Ms. Zecha: This is inspiring me to figure out how I can better do that for our team. In terms of our practice, you can know all the accreditation requirements and all the rules that are coming down the pike, but implementing change is a huge endeavor. I’m salivating about working with a government relations team to get information ahead of time, as Jason mentioned. I would love the chance to be proactive, rather than reactive.
Networking and relationship-building like that are huge components of staying informed about changing quality, accreditation, or fiscal initiatives. Recently, the COVID-19 pandemic has majorly limited our ability to do that. There’s no watercooler where we can gather and say, “Oh, by the way, did you hear about such and such initiative?”
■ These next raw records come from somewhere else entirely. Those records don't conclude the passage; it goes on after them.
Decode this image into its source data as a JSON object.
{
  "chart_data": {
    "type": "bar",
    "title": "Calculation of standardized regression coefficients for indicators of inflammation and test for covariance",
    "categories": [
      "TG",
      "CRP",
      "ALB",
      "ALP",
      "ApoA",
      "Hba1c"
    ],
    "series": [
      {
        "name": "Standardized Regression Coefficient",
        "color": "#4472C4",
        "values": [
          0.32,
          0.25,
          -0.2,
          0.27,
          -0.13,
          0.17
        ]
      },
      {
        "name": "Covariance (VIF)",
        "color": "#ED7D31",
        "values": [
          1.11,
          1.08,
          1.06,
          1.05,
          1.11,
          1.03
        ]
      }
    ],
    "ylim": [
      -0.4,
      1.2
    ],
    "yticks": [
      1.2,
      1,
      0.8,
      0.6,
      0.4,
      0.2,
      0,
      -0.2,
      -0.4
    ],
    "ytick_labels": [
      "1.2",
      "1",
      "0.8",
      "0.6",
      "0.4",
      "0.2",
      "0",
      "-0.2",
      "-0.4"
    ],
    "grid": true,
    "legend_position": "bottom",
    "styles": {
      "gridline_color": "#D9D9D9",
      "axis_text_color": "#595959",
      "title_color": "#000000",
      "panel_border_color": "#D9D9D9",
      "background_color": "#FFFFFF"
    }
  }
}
One thing that I love about my team is that we empower our APs to use their voices and to speak up when they see something that could be improved upon. They are even encouraged to speak up when they see an innovative change that could positively impact the operational bottom line or improve access to care. For example, our practice went live with the Epic EMR system a couple of months ago, which we are still stumbling through. In Basket, the system’s communications hub, has been the bane of our existence. We requested some specific changes to prevent us all from burning out, but those were denied. Our university counterparts paid attention to our requests, even though they did not necessarily understand how our teams functioned, and once our practice made the argument that we needed these changes, some of them were actually implemented. Empowering people to speak up is how you make those incremental changes stick.
Dr. Wilks: To add to the networking aspect, working with Jason and Gabrielle and other AP leaders from oncology centers around the U.S. has been incredibly helpful. We share our perspectives, what’s working at our centers, and get inspiration for how we can implement changes into our own practices. From the institutional perspective, it’s so important for everyone to have a seat at the table for a lot of these initiatives and projects. We strive to have an AP representative on every committee, in every type of project management, performance improvement, or quality project. That AP is there to lend his or her voice and insight to the discussion, and then to bring back that information to the rest of the team.
Dr. Kurtin: That’s vital. As director of advanced practice and clinical integration at my clinic, the “clinical integration” piece is where I am called to engage in practice transformation. You can make all the rules you want, but creating workflows to put those rules in place requires knowledge about how all these pieces work together.